Harry Potter – I read all the HPs pretty sporadically, picking them up here and there, and sometimes re-reading, sometimes not. I was the same way with the movies, until J-the-Completest wanted to watch them all in sequence (over several weeks, mind you). And then he found the complete set on blu-ray for cheap, so we went through and watched them all again, recently. Between the JK Rowling statement about Harry and Hermione, and Amanda and I’s love for Rowling’s newest character, Comoran Strike, I really need to do a HP re-read!

The Hunger Games – The HG trilogy was the first purchase I made when I get my Kindle a few years ago, and I sort of devoured the whole thing quickly.

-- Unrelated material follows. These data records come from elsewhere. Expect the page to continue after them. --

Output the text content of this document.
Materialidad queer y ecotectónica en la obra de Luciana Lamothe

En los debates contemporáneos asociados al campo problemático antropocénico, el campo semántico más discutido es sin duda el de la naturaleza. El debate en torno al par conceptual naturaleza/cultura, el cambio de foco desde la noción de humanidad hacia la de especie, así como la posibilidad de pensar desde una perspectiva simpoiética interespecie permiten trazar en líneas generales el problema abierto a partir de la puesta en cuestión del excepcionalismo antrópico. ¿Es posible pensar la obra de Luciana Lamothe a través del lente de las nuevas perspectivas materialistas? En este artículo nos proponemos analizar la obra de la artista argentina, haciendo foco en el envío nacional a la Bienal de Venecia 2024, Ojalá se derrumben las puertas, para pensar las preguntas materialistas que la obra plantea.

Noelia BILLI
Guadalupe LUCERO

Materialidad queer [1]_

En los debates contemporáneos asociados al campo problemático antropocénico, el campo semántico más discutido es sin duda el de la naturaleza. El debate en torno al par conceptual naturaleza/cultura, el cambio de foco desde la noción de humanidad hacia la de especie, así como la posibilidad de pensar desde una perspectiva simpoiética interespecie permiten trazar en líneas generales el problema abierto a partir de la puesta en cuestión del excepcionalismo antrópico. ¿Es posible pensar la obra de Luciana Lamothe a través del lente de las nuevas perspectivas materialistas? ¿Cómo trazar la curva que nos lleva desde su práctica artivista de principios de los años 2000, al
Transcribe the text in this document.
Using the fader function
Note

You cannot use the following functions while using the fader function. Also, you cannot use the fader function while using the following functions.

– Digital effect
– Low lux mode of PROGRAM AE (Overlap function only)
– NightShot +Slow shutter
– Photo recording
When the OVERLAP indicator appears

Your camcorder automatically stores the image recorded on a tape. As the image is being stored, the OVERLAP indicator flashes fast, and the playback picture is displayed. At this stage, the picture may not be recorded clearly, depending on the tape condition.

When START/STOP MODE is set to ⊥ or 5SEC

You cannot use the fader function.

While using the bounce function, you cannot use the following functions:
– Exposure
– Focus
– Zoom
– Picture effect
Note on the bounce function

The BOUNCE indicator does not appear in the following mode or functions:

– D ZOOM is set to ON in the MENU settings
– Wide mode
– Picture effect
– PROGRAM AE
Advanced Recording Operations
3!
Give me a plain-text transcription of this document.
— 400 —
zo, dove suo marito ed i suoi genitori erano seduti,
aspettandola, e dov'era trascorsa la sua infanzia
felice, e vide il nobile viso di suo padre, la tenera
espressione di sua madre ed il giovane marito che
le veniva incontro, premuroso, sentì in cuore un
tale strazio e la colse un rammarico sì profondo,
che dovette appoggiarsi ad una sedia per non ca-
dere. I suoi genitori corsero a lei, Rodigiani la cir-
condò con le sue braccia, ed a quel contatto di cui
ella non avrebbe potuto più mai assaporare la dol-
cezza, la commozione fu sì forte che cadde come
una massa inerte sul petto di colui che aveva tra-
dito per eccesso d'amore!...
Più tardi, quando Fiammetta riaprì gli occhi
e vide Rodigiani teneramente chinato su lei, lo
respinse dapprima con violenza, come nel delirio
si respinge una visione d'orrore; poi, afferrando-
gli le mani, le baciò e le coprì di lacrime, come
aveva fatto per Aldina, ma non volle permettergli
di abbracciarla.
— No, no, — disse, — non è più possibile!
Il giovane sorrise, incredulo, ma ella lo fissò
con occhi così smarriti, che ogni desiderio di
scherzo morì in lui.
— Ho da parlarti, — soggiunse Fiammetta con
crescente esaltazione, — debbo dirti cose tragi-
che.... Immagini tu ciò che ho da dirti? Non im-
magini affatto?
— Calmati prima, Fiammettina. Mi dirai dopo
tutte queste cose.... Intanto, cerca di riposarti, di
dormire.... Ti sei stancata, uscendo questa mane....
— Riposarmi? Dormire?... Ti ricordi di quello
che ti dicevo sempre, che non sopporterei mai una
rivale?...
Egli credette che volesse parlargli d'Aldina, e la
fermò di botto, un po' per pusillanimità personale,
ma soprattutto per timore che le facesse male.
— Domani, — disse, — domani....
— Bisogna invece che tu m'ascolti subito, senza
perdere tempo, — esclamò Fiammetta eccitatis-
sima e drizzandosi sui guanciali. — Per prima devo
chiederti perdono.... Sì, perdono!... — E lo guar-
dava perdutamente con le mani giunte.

I liked it – and then I really liked the first movie – and then I really really liked the second movie. So, I’d like to reread the books sometime before the next movie comes out (though I think splitting the third book into two movies is extremely silly).

The Millennium Trilogy – I’ve been talking about YA books throughout this post, and these books are decidedly not! That said, if you haven’t read The Girl with the Dragon Tattoo, The Girl who Played with Fire, and The Girl who Kicked the Hornet’s Nest, you are missing out. I have the first one and the third one sitting on my bookshelf. I really need to buy the second (I had borrowed it from a friend to read), and then re-read them all. My incomplete collection probably gives J the heebie-jeebies.

Anyway, I’ll get right on these…after I catch up in Game of Thrones…and finish the Lumatere Chronicles

What’s your favorite series to revisit?